4.2 CFA with Categorical Indicators using LISREL
Launch LISREL and load the data by choosing File → Import External Data in Other Formats. Navigate to the C:\temp\CFA folder, choose the file values_ord.sav, and click Open. When prompted, enter the name values_ord in the File Name field and click Save. The data will then be displayed in spreadsheet form. It is possible to define the variables in the dataset as ordinal by going to Data → Define Variables, highlighting all the variables, and opening the Variable Type menu.
The next step is to estimate the polychoric correlation and asymptotic covariance matrices. Go to Statistics → Output Options. In the dialog box that opens, choose Correlations from the Moment Matrix drop-down menu and click in the empty box next to LISREL system file. Place a check in the box next to Save to file under Asymptotic Covariance Matrix and enter the name values.acm.
Click OK to save both the LISREL system file and the asymptotic covariance matrix to the working directory, in this case C:\temp\CFA.
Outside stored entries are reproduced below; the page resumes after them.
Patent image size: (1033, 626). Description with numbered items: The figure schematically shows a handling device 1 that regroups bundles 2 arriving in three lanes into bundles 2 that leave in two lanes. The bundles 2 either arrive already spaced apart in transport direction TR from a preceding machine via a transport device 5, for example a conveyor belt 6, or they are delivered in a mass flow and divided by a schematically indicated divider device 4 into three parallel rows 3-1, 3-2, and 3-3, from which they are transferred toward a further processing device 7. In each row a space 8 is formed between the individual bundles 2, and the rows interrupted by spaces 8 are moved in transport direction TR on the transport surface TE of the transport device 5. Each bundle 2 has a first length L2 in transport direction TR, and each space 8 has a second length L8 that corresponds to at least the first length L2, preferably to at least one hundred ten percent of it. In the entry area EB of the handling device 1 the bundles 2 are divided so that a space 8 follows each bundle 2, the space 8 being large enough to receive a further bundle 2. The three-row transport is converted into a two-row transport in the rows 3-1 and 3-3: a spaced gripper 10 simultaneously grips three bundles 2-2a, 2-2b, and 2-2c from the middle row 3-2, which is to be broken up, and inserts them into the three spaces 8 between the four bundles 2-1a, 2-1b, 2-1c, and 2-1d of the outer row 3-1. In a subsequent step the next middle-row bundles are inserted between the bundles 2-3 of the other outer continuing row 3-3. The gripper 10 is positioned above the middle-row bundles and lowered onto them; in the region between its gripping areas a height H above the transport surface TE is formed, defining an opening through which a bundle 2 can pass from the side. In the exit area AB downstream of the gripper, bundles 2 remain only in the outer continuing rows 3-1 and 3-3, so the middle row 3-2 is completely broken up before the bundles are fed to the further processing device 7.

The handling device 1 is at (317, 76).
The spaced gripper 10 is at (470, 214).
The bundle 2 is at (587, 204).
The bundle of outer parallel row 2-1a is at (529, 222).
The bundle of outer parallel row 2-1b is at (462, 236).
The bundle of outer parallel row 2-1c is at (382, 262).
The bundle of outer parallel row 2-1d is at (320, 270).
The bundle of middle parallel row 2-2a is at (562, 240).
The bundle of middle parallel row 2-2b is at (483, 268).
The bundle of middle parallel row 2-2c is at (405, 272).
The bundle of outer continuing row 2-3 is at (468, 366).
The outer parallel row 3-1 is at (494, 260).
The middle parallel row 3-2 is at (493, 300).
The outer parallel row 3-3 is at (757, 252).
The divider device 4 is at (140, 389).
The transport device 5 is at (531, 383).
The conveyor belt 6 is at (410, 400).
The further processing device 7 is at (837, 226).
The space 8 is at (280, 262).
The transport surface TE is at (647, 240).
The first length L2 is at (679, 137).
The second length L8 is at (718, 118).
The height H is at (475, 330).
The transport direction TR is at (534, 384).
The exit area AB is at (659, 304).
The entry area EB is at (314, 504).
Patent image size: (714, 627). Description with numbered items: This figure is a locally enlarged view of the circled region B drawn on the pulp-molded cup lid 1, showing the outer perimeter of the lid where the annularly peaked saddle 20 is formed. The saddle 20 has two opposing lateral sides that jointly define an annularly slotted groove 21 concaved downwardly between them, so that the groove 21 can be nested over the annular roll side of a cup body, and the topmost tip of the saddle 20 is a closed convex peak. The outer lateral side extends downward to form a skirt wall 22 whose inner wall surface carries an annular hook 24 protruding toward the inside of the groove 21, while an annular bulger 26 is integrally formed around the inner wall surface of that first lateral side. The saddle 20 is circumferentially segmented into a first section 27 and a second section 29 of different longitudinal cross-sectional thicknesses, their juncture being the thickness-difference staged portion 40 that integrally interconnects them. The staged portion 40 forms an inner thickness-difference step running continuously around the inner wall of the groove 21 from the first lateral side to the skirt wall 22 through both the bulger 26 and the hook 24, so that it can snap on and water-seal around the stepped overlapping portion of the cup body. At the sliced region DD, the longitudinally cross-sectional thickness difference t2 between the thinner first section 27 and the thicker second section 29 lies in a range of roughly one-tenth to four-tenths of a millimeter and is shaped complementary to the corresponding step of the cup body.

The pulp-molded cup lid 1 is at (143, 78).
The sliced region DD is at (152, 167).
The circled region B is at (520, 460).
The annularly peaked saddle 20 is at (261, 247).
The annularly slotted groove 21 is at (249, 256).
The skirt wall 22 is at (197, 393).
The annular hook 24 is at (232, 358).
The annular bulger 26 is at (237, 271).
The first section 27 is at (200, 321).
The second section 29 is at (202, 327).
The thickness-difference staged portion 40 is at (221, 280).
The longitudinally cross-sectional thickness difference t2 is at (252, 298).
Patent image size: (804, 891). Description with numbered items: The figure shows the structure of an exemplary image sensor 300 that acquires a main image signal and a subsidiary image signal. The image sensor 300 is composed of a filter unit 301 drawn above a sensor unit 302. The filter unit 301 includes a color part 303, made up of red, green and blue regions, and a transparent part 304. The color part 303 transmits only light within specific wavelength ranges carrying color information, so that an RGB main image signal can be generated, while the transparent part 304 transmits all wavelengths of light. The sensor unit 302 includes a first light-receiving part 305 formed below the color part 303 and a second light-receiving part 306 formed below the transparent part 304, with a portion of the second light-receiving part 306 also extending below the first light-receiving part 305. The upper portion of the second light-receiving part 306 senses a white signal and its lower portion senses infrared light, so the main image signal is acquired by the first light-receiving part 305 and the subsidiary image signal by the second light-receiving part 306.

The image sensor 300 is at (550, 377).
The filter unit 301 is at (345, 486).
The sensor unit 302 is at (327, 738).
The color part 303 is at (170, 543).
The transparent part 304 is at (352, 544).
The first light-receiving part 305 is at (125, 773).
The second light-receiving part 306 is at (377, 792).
The next step is to create the path diagram of the confirmatory factor model. Click on File → New and choose Path diagram. When prompted, save the diagram. Give it the name values_ord and click Save. An empty drawing space will open.
Go to Setup → Titles and Comments to give the model a name. In the box that appears, enter “CFA of Ordinal Data” in the Title field.
Click Next. The Group Names box opens but can be ignored because the model will be tested on only a single sample. Click Next again. The Labels box now displays.
The names of the observed variables are saved in the LISREL system file created previously. Click the Add/Read Variable button to access them.
In the Add/Read Variables box make sure the Read from file radio button is selected and LISREL System File is chosen from the drop-down menu. Browse to the location where the LISREL System File was saved, choose values_ord.dsf, and click OK. The observed variable names will then appear in the Labels box. To add the names of the latent variables click on Add Latent Variables. In the box that appears enter Economic and click OK. Do the same to add the label Morals.
When finished, choose Next. The Data dialog box then appears. Choose Correlations in the Statistics from drop-down menu and make sure LISREL System Data is chosen under File type.
Click OK. Next, create the path diagram by dragging the names of each of the observed and latent variables to the drawing space. As in the previous examples, add single-headed arrows pointing from the latent variables to the observed variables and a double-headed arrow between ECONOMIC and MORALS. Finally, set the scale of the latent variables by constraining the path from ECONOMIC to PRIVTOWN and from MORALS to HOMOSEX to one. This is done by double-clicking the weight, changing it to 1.00, right-clicking, and choosing Fix. When finished the path diagram should look like the following.
To request the weighted least squares estimator, go to Output → SIMPLIS Outputs. Choose Diagonally Weighted Least Squares.
Click OK. To create the SIMPLIS syntax based on the path diagram, go to Setup → Build SIMPLIS syntax. The SIMPLIS syntax editor will open displaying the commands needed for estimation.
Click the Run LISREL
. The unstandardized solution appears in the path diagram along with χ2
and RMSEA statistics to assess model fit. To view the standardized estimates, choose Standardized Solution
from the Estimates
Additional information can be read from the text output file values_ord.out automatically saved in the working directory.
Under the Measurement Equations heading appear the unstandardized estimates, standard errors, t-values, and R2 statistics. Statistical significance can be assessed by looking at the size of the standard errors (in parentheses) relative to the unstandardized parameter estimates. When the latter are twice as large as the former the estimates can be considered significant at the .05 level. For this example all of the unconstrained path coefficients are significant. In addition, the (Satorra-Bentler Scaled) χ2 statistic of 6.23 (df=7) has a corresponding p-value of .51. This is not large enough to reject the null of a good fit. The RMSEA is 0.00, indicating a very good model fit.
The GOVTRESP variable has a relatively weak standardized loading on both ECONOMIC (.25) and MORALS (.20). The remaining variables, however, have moderate to strong loadings on the respective common factor. The standardized loading for PRIVTOWN is .65; for COMPETE it is .80; for HOMOSEX it is .69; for ABORTION it is .84; and for EUTHANAS it is .70. The R2 statistics listed in the output file are interpreted as the amount of variance in the observed variables accounted for by the latent variables. Despite receiving a path from both ECONOMIC and MORALS, the GOVTRESP has the smallest R2 (.10). The other observed variables have moderate to high R2 statistics. The multiple correlation coefficient for PRIVTOWN is .42; for COMPETE it is .63; for HOMOSEX it is .48; for ABORTION it is .71; and for EUTHANAS it is .50. Finally, the correlation between the two factors is -.03. Comparing the covariance estimate to its standard error in the output, this is not significant.